Georges-Arthur Goldschmidt, La traversée des fleuves. Autobiographie, Seuil, p. 67.

Cécile Carret, 10 juil. 2011
lui-même

La chambre la moins chère d’un hôtel aussi misérable que le Winslow coûte 200 dollars par mois. Il lui en reste 78, c’est peu, mais il ne veut pas chercher de travail. Ça lui va de se soûler au vin californien à 95 cents le magnum, de fouiller les poubelles des restaurants, de taper ses compatriotes, au pire de faucher des sacs à main. Il est une merde, il vivra comme une merde.
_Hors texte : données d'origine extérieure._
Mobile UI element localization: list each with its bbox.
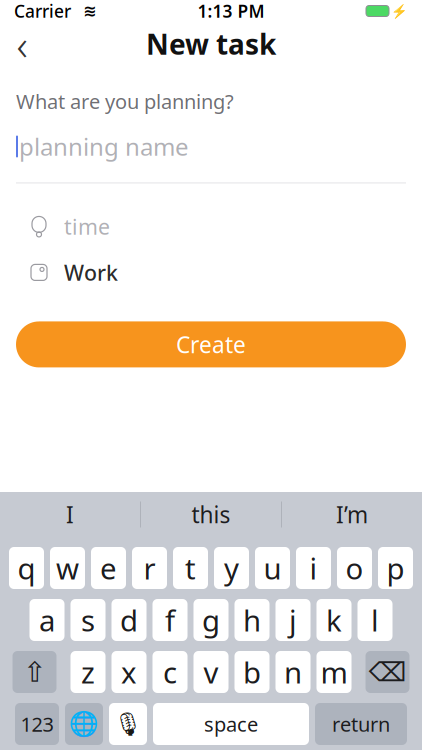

Ses journées se passent à marcher dans les rues, sans but, mais avec une préférence pour les quartiers pauvres et dangereux où il sait qu’il ne risque rien parce qu’il est pauvre et dangereux lui-même. Il s’introduit dans les maisons abandonnées, aux volets cloués, ceinturées de palissades verdies. On y trouve toujours, croupissant dans des flaques d’urine, des clochards avec qui il aime bien discuter, rarement dans une langue commune. Il aime aussi se réfugier dans les églises. Un jour, pendant un office, il plante son couteau dans le bois d’un prie-dieu et joue à le faire vibrer. Les fidèles l’observent du coin de l’œil, inquiets, mais nul n’ose l’approcher. Le soir, quelquefois, il se paye un cinéma porno, moins pour s’exciter que pour pleurer doucement, silencieusement, en pensant au temps où il y allait avec sa très belle femme et la faisait jouir, provoquant la jalousie des épaves dont il fait maintenant partie.

Emmanuel Carrère, Limonov, P.O.L., p. 162.
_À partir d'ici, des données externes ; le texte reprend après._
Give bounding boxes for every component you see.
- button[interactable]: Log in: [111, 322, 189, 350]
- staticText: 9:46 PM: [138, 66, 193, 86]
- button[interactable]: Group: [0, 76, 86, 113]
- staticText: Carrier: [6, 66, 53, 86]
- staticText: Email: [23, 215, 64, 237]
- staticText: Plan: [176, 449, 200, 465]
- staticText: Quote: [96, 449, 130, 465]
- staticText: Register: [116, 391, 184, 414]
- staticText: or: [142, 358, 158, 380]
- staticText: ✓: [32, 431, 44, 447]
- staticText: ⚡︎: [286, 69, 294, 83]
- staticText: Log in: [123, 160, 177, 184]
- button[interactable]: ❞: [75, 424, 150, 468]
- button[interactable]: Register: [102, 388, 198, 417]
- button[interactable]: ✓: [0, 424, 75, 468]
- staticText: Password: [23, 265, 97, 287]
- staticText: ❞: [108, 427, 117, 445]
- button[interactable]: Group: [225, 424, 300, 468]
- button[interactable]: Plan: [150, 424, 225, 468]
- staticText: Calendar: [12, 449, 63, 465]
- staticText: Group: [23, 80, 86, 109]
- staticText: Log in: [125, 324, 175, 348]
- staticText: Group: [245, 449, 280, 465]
Guillaume Colnot, 8 nov. 2012
histoire

Chemin faisant, l’Histoire, avec ses grands et ses petits récits, ses simples bulles de sens et son grand vent, m’a rattrapé, prenant une importance que je n’avais pas prévue tout d’abord. Mais ce qui est venu ainsi à ma rencontre, ce n’est ni l’histoire des manuels ni celle des guides, c’est ce qu’il faudrait appeler une histoire des traces, dont le présent serait l’affleurement. Le présent, en effet, pour peu qu’on le considère avec un peu d’insistance, finit presque toujours par apparaître comme l’espace infini et pourtant sans épaisseur où remontent lentement, comme par le fait d’une résurgence invisible, les traces parfois très lointaines de sa formation. Tandis qu’inversement commencent à descendre et s’enfoncer en lui, puis au-delà de lui, les signaux par lesquels lui parvient ce qui le dissout et le renouvelle. Se tenir aux aguets de ce double mouvement, dans l’étendue d’un paysage qui tantôt l’apaise et tantôt l’accélère, c’est ce que j’aurai essayé de faire, en cherchant à fixer au passage ce que l’on devrait pouvoir appeler l’instantané mobile d’un pays.
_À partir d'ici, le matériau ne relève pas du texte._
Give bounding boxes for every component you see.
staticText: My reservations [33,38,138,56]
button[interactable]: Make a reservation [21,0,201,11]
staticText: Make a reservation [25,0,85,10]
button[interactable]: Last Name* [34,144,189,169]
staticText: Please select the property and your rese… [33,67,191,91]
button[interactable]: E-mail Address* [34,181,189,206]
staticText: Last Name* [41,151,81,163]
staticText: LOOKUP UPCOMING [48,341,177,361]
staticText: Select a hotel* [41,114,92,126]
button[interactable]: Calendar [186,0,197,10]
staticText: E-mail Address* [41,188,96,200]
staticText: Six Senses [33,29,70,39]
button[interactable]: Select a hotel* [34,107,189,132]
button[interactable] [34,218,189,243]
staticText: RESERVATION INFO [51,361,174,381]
Jean-Christophe Bailly, Le dépaysement. Voyages en France, Seuil, p. 14.

Cécile Carret, 15 déc. 2012
équidistant

L’œil équidistant de la lune quand on se déplace.

Emmanuelle Guattari, Ciels de Loire, Mercure de France, p. 103.

Cécile Carret, 23 sept. 2013
vieillissement

Le vieillissement des oncles, leur lent au-revoir.

Ce lent effacement des visages glorieux, cette longue distillation du changement dans les traits.

Emmanuelle Guattari, Ciels de Loire, Mercure de France, p. 109.